Technology developed for jet engines doesn’t sound like it would be of much use in a medical procedure.
But for Atlanta-based CardioMEMS and its co-founder, Dr. Jay Yadav, using jet-inspired wireless microsensor technology eventually led to a big payoff. And hopefully, many heart failure patients will benefit as well.
The FDA in May approved CardioMEMS’ miniaturized, wireless monitoring sensor that directly measures pulmonary artery pressure.
The basic purpose of the device is to improve monitoring of heart failure patients, but the ripple effects may be much greater. The better data can help reduce hospitalizations, and that in turn can reduce health care costs. (Experts agree that avoidable hospitalizations are a huge driver of health care spending.)

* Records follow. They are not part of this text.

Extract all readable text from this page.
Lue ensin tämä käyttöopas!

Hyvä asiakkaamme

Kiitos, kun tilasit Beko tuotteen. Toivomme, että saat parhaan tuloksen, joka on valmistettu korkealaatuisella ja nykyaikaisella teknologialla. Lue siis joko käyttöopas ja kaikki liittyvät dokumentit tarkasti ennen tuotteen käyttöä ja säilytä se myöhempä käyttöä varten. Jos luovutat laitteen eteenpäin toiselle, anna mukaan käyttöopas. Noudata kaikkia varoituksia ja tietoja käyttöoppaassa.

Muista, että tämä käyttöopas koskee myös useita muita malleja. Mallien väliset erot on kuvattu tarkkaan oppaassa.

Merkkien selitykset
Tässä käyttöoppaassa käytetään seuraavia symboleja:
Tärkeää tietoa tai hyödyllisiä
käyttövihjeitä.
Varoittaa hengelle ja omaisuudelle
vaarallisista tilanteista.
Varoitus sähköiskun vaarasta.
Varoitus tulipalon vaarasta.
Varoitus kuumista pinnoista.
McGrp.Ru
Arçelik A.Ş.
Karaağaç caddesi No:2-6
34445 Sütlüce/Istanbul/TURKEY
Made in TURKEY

“It’s a good example of research being translated into something people can use,’’ says Yadav, a cardiologist and CardioMEMS CEO.
The FDA approval immediately triggered the acquisition of CardioMEMS by St. Jude Medical, a Minnesota-based medical device company.
About 6 million patients in the United States have heart failure, the inability of the heart to pump sufficient blood to meet the body’s needs. The condition often leads to hospital admissions.
“I was seeing a number of my heart failure patients [have] hospitalizations,’’ says Yadav.
Tiny but effective
The CardioMEMS device, the size of a paper clip, is implanted in the pulmonary artery using a catheter procedure. Afterward, clinicians can stabilize pulmonary artery pressure by managing medications and using other treatments.
CardioMEMS was co-founded in 2001 by Yadav and Mark Allen, a professor in Georgia Tech’s School of Electrical and Computer Engineering and director of the school’s MEMS research group.
MEMS stands for microelectromechanical systems.
The device was created at Georgia Tech, based on technology created to sense the pressure changes in jet engines. Yadav says monitoring devices with wires and batteries tend to break and have to be replaced.
“It took us about five years to solve the technological problems, creating a sensor that was stable,” he says.
The fledgling company raised money through private individuals, venture capitalists and companies such as St. Jude, which in 2010 bought a 19 percent share of the privately held CardioMEMS for $60 million, and had an option to buy the remainder of the firm for $375 million (which it has done).
More than 60 hospitals took part in the clinical trials, including several in Georgia.
The clinical study showed a statistically significant reduction in heart failure-related hospitalizations for the participants whose doctors had access to pulmonary artery pressure data.
Emory Healthcare participated in the clinical trials, and Dr. Javed Butler, a cardiologist there, has been a consultant for CardioMEMS.
Butler calls it a “breakthrough’’ device.
“It’s simple, very safe,’’ Butler says. “It’s directly measuring what we’re trying to measure.”
The device is easily implanted, Butler adds.
He notes one issue with such devices that is still unresolved: Who will actually do the constant monitoring of patient data – physician, nurse, or hospital?
Jobs for Georgia
Strong sales are predicted for the device. Michael Weinstein, an analyst at J.P. Morgan, said in a Reuters article that the CardioMEMS system “has the chance to be one of the more meaningful technological advances in heart failure management in recent memory.”
The CardioMEMS device is manufactured in Atlanta, and the company employs about 90 workers.
The process to FDA approval “has been a team effort,’’ Yadav says. The hospitals worked together, and CardioMEMS had strong support from government and Georgia Tech, he adds.
Yadav will serve as an adviser to CardioMEMS and St. Jude Medical.
He adds that he plans to spend time “chilling out with my children.”
Then, he says, “I’ll come up with something else.”